There's a new trend that's highlighting the benefits of homeschooling. Young men with a homeschool background are four times more likely to enter seminaries than those educated in Catholic institutions.

A new study conducted by CARA, the Center for Applied Research in the Apostolate at Georgetown University, found that one in 10 young men studying for ordination to the priesthood in the United States was homeschooled.

What's remarkable is that, even though the number of homeschooled American Catholics is just 100,000 at the moment – compared to 2 million in Catholic schools – homeschools provided 8 percent of the young men who are currently studying for the priesthood in the U.S.

The study found that, on average, these candidates spent seven years being homeschooled and said they were about 16 years old when they discerned their vocation.

In the Catholic Diocese of Arlington, where Father J. D. Jaffe serves as the director of vocations, the increase in vocations from Catholic homeschooling families is obvious. “Homeschoolers have a disproportionately large participation in our discernment events in comparison to Catholic school and public-school kids,” said Father J. D. Jaffe, director of vocations for the Diocese of Arlington to Seton Magazine. “The same increased numbers are seen in our seminarians where roughly 30 percent of them are from homeschooling households.”

Nikolai Brelinsky, who is currently enrolled at St.

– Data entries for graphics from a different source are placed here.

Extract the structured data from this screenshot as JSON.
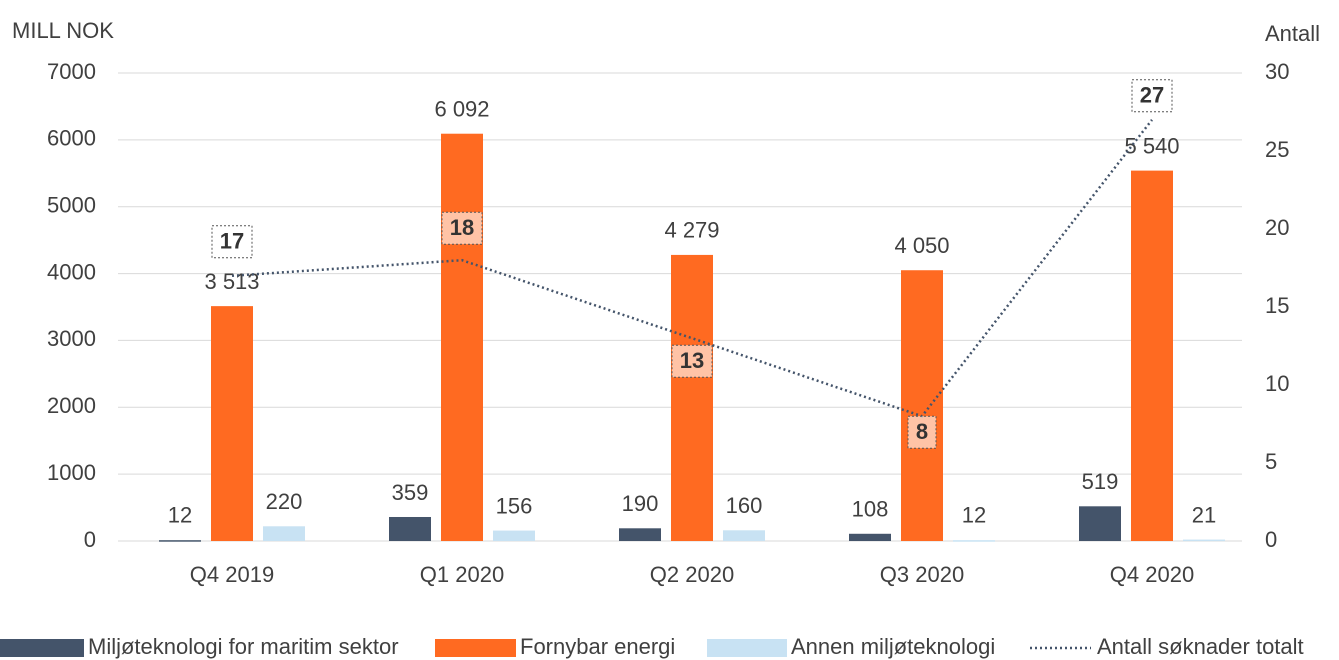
{
  "chart_data": {
    "type": "bar_line",
    "y_axis_label": "MILL NOK",
    "y2_axis_label": "Antall",
    "categories": [
      "Q4 2019",
      "Q1 2020",
      "Q2 2020",
      "Q3 2020",
      "Q4 2020"
    ],
    "ylim": [
      0,
      7000
    ],
    "yticks": [
      0,
      1000,
      2000,
      3000,
      4000,
      5000,
      6000,
      7000
    ],
    "y2lim": [
      0,
      30
    ],
    "y2ticks": [
      0,
      5,
      10,
      15,
      20,
      25,
      30
    ],
    "grid": true,
    "series": [
      {
        "name": "Miljøteknologi for maritim sektor",
        "type": "bar",
        "color": "#44546a",
        "values": [
          12,
          359,
          190,
          108,
          519
        ]
      },
      {
        "name": "Fornybar energi",
        "type": "bar",
        "color": "#ff6a21",
        "values": [
          3513,
          6092,
          4279,
          4050,
          5540
        ],
        "value_labels": [
          "3 513",
          "6 092",
          "4 279",
          "4 050",
          "5 540"
        ]
      },
      {
        "name": "Annen miljøteknologi",
        "type": "bar",
        "color": "#c8e2f3",
        "values": [
          220,
          156,
          160,
          12,
          21
        ]
      },
      {
        "name": "Antall søknader totalt",
        "type": "line",
        "axis": "y2",
        "color": "#44546a",
        "values": [
          17,
          18,
          13,
          8,
          27
        ]
      }
    ]
  }
}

Charles Borromeo Seminary in the Archdiocese of Philadelphia, said he believes homeschooling was helpful and a very important element in his discernment process.

“It certainly provided an atmosphere to consider it,” he told Seton Magazine. “In my personal opinion, homeschooling fosters the Catholic faith. Being homeschooled didn’t make me want to be a priest, but it did help me answer the calling through immersion of faith. Homeschooling goes hand in hand with the faith aspect.”

“The evidence is highly encouraging. Going forward, the impact could be enormous,” said Draper Warren, admissions director at Seton Home Study School in Front Royal, Virginia. “We often don’t understand the historical importance of a movement while it is still young, but a generation from now we will look back and see Catholic homeschooling as partly responsible for keeping the Church vibrant in the United States. Vocations are just one of the many fruits of homeschooling.”